In 1959, when Doug Eastwood and I,  at the suggestion  of George Mealy, set out to add macro capability to SAP (Share assembly program), the word "macro"--short for "macroinstruction"--was in the air, though none of us had ever seen a macroprocessor. We were particularly aware that GE had a macro-capable assembler. I still don't know where or when the term was coined. Does anybody know?

We never considered anything but recursive expansion, where macro definitions can contain macro calls; thus the TX-0 model comes as quite a surprise. We kept a modest stack of the state of each active macro expansion. We certainly did not foresee that within a few years some applications would need a 70-level stack! 

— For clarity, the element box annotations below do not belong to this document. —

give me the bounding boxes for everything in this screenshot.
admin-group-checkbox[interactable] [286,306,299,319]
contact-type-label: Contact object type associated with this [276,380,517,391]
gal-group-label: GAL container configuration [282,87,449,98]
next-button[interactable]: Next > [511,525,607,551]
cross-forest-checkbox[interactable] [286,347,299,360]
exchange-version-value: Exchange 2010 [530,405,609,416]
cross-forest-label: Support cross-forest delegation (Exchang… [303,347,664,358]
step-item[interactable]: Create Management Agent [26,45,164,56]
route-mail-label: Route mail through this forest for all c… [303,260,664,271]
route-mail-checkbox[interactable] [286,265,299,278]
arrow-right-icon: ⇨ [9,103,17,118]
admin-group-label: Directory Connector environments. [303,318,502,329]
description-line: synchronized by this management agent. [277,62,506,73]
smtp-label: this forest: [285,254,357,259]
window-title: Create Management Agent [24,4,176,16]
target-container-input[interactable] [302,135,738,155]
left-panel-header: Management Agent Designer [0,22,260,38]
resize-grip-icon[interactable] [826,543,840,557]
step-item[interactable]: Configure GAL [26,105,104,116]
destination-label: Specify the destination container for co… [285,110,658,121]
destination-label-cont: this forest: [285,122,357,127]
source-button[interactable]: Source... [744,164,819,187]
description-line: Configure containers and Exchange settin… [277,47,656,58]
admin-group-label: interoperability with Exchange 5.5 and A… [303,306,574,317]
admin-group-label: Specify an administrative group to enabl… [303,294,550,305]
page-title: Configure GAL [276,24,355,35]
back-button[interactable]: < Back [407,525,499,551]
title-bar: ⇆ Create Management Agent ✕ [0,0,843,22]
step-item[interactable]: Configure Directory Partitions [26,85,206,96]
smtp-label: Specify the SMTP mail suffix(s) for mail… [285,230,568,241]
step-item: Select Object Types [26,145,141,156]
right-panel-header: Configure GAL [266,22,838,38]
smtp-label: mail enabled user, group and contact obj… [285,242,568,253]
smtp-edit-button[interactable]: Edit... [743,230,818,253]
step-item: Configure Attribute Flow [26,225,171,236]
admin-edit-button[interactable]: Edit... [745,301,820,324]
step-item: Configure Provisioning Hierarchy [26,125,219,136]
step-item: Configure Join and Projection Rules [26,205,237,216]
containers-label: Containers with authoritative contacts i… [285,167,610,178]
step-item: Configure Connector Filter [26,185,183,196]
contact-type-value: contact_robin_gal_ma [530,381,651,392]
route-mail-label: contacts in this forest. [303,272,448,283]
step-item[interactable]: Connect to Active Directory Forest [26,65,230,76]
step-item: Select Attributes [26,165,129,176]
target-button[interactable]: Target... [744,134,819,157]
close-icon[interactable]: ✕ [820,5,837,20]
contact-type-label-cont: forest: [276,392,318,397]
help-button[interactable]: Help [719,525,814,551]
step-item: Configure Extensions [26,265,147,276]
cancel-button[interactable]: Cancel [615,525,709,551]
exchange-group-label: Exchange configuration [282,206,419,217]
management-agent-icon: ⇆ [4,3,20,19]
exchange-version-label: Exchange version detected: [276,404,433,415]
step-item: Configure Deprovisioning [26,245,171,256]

General stack-based programming was not common practice (and the term "stack" did not yet exist). This caused disaster the first time we wrote a macro that generated a macro definition, because a data-packing subroutine with remembered state, which was used during both definition and expansion, was not reentrant. To overcome the bug we had in effect to introduce another small  stack to keep the two uses out of each other's way. Luckily there were no more collisions between expansion and definition. Moreover,  this stack needed to hold only one suspended state because expansion could trigger definition but not vice versa.

Interestingly, the problem in the previous paragraph is still with us 65 years later in many programming languages. To handle it gracefully, one needs coroutines or higher-order functions.